Jeff Gives a Thumbs Up!There are a lot of funny looks directed at me when I smile and cheer during staff meetings.

My friends and fellow Area Managers have been working hard on a strategic initiatives this past quarter and when the great results are mentioned there is too often a funereal silence in the room, more twiddling of thumbs and checking of email; business as usual for our high-achieving department. I am an introvert, but I’m not shy. That was burned out of me years ago in the course of my officership and time spent performing in professional choirs, but it is sometimes difficult to break the ominous silence…even for me.

It seemed a shame that with so much good news, there were so few smiles.

I firmly believe that a person is more motivated when they receive positive feedback based not only on routine performance, but on extraordinary achievements; not just with the same award that Joe Schmoe did for tying his shoe right last quarter, but with meaningful recognition. Some people are confused by the “meaningful” part of “meaningful recognition,” thinking that it must mean either money or time off (i.e. tangibles). Studies have consistently shown that verbal praise is especially useful to stimulate and maintain intrinsic motivation, especially when it is provided in a public and/or spontaneous setting (Cameron, Pierce, Banko, & Gear, 2005; Deci, 1972; Yukl, 1999).

 

Catch someone in the act. Even a small good behavior, when recognized, can have a huge impact on their future performance

–Poore

 

References:

Cameron, J., Pierce, D.W., Banko, K.M., & Gear, A. (2005). Achievement-based rewards and intrinsic motivation: A test of cognitive mediators. Journal of Educational Psychology, 97(4), 641-655.

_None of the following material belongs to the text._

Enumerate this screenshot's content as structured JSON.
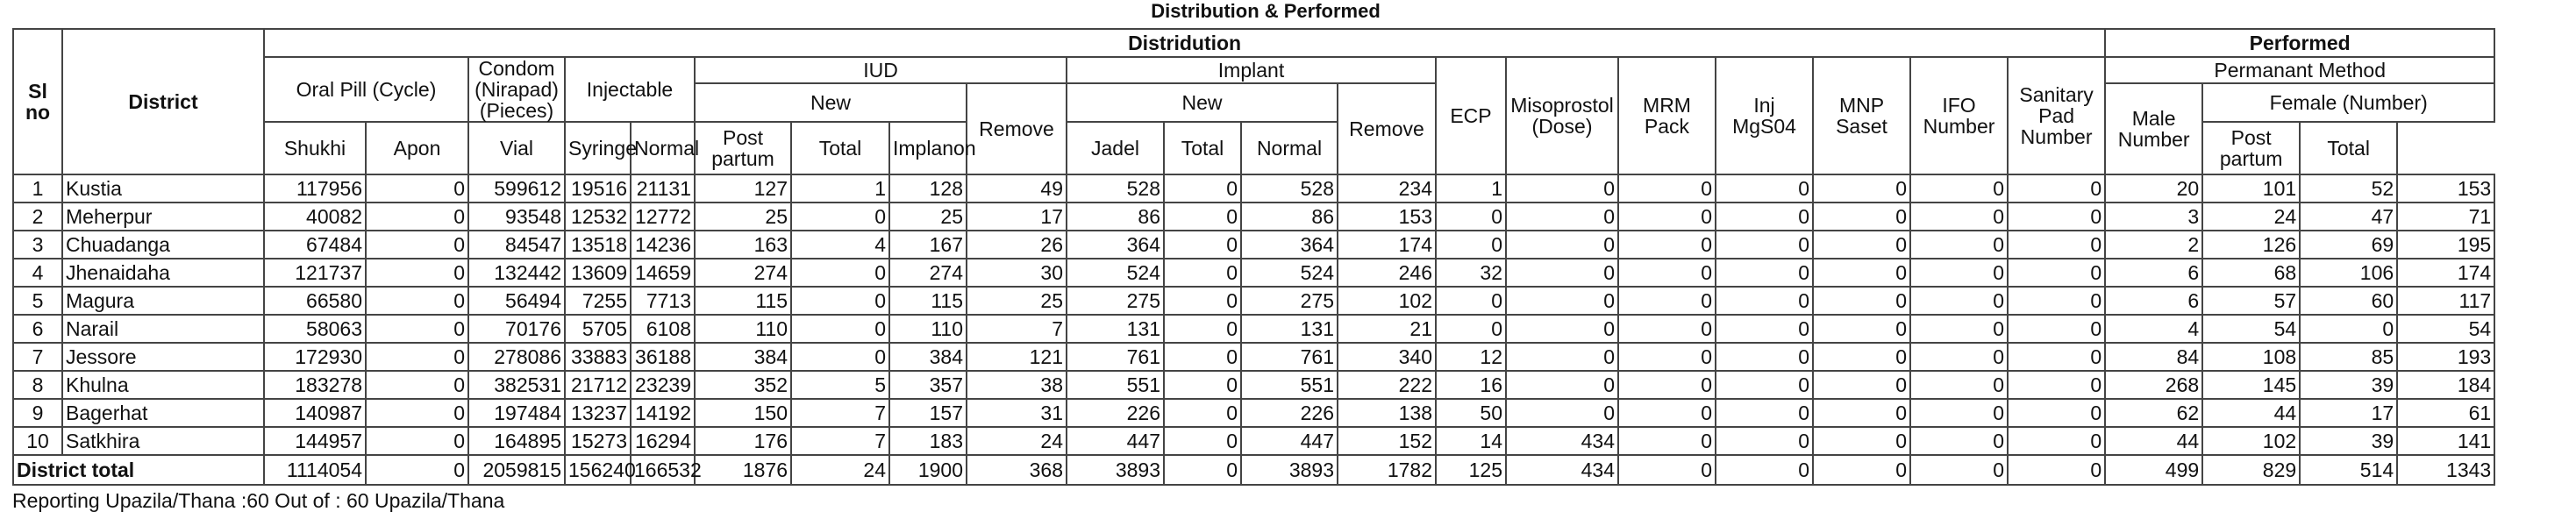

Deci, E.L. (1972). Intrinsic motivation, extrinsic reinforcement, and inequity. Journal of Personality and Social Psychology, 22, 113-120.

Poore, J. (2012, October). The STAR leader’s role in creating exceptional experiences. Speech presented at Kaiser Permanente STAR Leader Forum, San Jose, CA.

Yukl, G. (1999). An evaluation of conceptual weaknesses in transformational and charismatic leadership theories. Leadership Quarterly, 10, 285–305.

 

photo by: Infusionsoft

2 Replies to “Praise Motivates”

  1. Good point about verbal praise; however, it should be pointed out that it needs to be specific verbal praise. The “good job” is meaningless and may not have as much of an impact on motivation.

    1. Agreed, Gary. It should be specific to a task performed, as well. Praise can seem disingenuous if given for personal attributes, but if applied to a task performed, it is more likely to provide motivation specific to the task performed. Thanks for your comment!